Rajoy, el bálsamo de Fierabrás

Mariano Rajoy y Carles Puigdemont. / Mundiario
Mariano Rajoy y Carles Puigdemont. / Mundiario

El problema catalán está encauzado pero no resuelto. Quizás, como decía Ortega hace casi un siglo, no tenga solución y, al igual que otros nacionalismos, debe ser “conllevado” con inteligencia. Comentaristas múltiples se afanan en plantear un nuevo Estatuto o una reforma de la Constitución.

Rajoy, el bálsamo de Fierabrás

El bálsamo de Fierabrás alude a la poción robada por dicho personaje de los cantares de gesta medievales, que habría estado en contacto con el cuerpo de Jesucristo, por lo que tendría la propiedad de  sanar y curar heridas o llagas. Unas propiedades que adaptadas al presente parece tener el artículo 155 de la Constitución, cuya reciente aplicación en Cataluña, si no ha curado males al menos ha evitado que las heridas fuesen a más. 

Al aplicarlo por primera vez con los efectos balsámicos o benéficos que a la vista están, sus propiedades pasarán a la memoria colectiva de gobernantes y gobernados como un remedio para casos de necesidad, rompiéndose así el maleficio o tabú del que venía rodeado.

Y sus efectos se prolongan en el tiempo. Con políticos presos o fugados, con la Administración autónoma totalmente intervenida, con elecciones organizadas con normalidad, la presión ha disminuido drásticamente y las declaraciones autocríticas,  sentidas u oportunistas, se multiplican. Es como si el sortilegio que impedía ver la realidad, hubiese sido levantado, o la venda hubiese caído de tantos ojos simultáneamente. Ahora se reconoce que el camino iniciado no tenía futuro. Y todo ello sin costes iniciales, pues los resultados electorales no dependerán exclusivamente de la intervención efectuada, sino del conjunto de vivencias, expectativas o frustraciones que los catalanes hayan acumulado desde la anterior convocatoria electoral. Es lo que acontece ante cualquier proceso electoral.

Ninguna insurrección ha estallado.
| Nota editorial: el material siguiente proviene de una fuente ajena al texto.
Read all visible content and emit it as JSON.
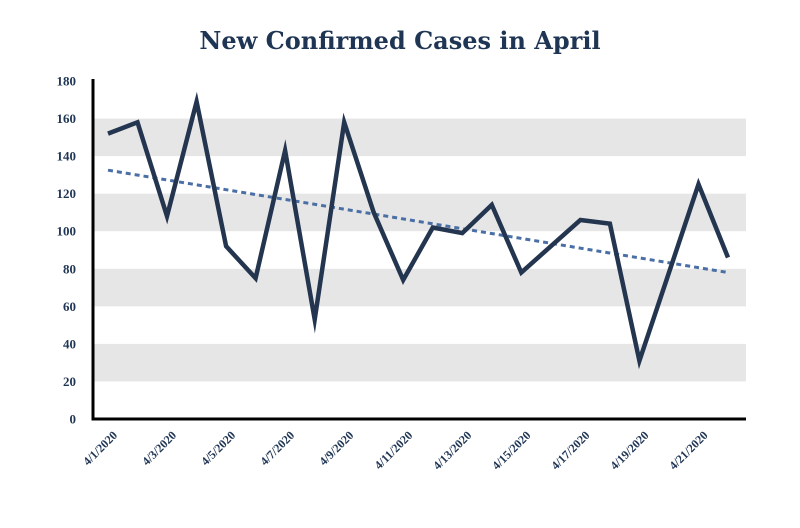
{
  "chart_data": {
    "type": "line",
    "title": "New Confirmed Cases in April",
    "xlabel": "",
    "ylabel": "",
    "ylim": [
      0,
      180
    ],
    "ytick_step": 20,
    "categories": [
      "4/1/2020",
      "4/2/2020",
      "4/3/2020",
      "4/4/2020",
      "4/5/2020",
      "4/6/2020",
      "4/7/2020",
      "4/8/2020",
      "4/9/2020",
      "4/10/2020",
      "4/11/2020",
      "4/12/2020",
      "4/13/2020",
      "4/14/2020",
      "4/15/2020",
      "4/16/2020",
      "4/17/2020",
      "4/18/2020",
      "4/19/2020",
      "4/20/2020",
      "4/21/2020",
      "4/22/2020"
    ],
    "x_tick_labels": [
      "4/1/2020",
      "4/3/2020",
      "4/5/2020",
      "4/7/2020",
      "4/9/2020",
      "4/11/2020",
      "4/13/2020",
      "4/15/2020",
      "4/17/2020",
      "4/19/2020",
      "4/21/2020"
    ],
    "series": [
      {
        "name": "New Confirmed Cases",
        "values": [
          152,
          158,
          108,
          169,
          92,
          75,
          143,
          53,
          158,
          110,
          74,
          102,
          99,
          114,
          78,
          92,
          106,
          104,
          31,
          78,
          125,
          86
        ]
      }
    ],
    "trendline": {
      "type": "linear",
      "start": 132.5,
      "end": 78
    },
    "grid": "horizontal-bands",
    "colors": {
      "line": "#24354f",
      "trend": "#4a6fa5",
      "band": "#e6e6e6",
      "axis": "#000000",
      "text": "#1f3554"
    }
  }
}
Ningún conflicto ha afectado a los servicios públicos, más allá de los cortes de carreteras durante la última manifestación, ante la pasividad absoluta de los cuerpos policiales, interesados tanto en evitar nuevas imágenes de tensión como también, probablemente, en dejar que el malestar ciudadano contra los secesionistas siga aumentando.

Por otra parte los dirigentes procesados, alrededor de veinte, afrontan un rosario de sumarios con peticiones penales, fianzas cuantiosas y previsiblemente multas por malversación. Permanecerán años en esa situación lo que significará el final de muchas carreras políticas. Así, Junqueras es consciente de que no podrá presidir la Generalitat. El único que no se entera es Puigdemont, una caricatura de sí mismo cada día mayor.

Luego de ejercer la hegemonía en Cataluña durante tres décadas, construyendo una sociedad dual y excluyente, han decidido romper con el resto del país al que desprecian aún en mayor medida que a la mitad catalana no nacionalista

El problema está encauzado pero no resuelto. Quizás, como decía Ortega hace casi un siglo, no tenga solución y, al igual que otros nacionalismos, debe ser “conllevado” con inteligencia. Comentaristas múltiples se afanan en plantear un nuevo Estatuto o una reforma de la Constitución. No parece que los textos actuales hayan provocado los últimos acontecimientos. La quiebra de la política tiene que ver más con el irredentismo de los nacionalistas que con el marco jurídico. Luego de ejercer la hegemonía en Cataluña durante tres décadas, construyendo una sociedad dual y excluyente, han decidido romper con el resto del país al que desprecian aún en mayor medida que a la mitad catalana no nacionalista. Ese planteamiento no se arregla con ninguna norma constitucional sino con actitudes nuevas. Es más, ninguna reforma constitucional o estatuaria garantizará que no se repitan episodios como los ya vividos.

No es difícil comprender el entusiasmo que provoca en muchos  partidos políticos la posibilidad de esas reformas constitucionales. Lejos de la política cotidiana, tan cansina y con tan pocos resultados, una reforma de ese tipo permite durante años un discurso de grandes conceptos, sin coste electoral apreciable. Otras reformas más modestas que podrían oxigenar el mundo político, como las listas abiertas o la reducción del tamaño de las circunscripciones, duermen en el cajón. Son reformas que harían perder poder a las cúpulas de los partidos y eso es anatema. Está bien el discurso de empoderar a los ciudadanos, siempre que no sea a costa de los intereses creados. Rajoy, el moderno Fierabrás, lo sabe y por eso receta dosis de Constitución y se resiste a aceptar su modificación. Al fin y al cabo es uno de los mayores logros colectivos de la historia de España a lo largo de los siglos y, sorprendentemente, sigue funcionando.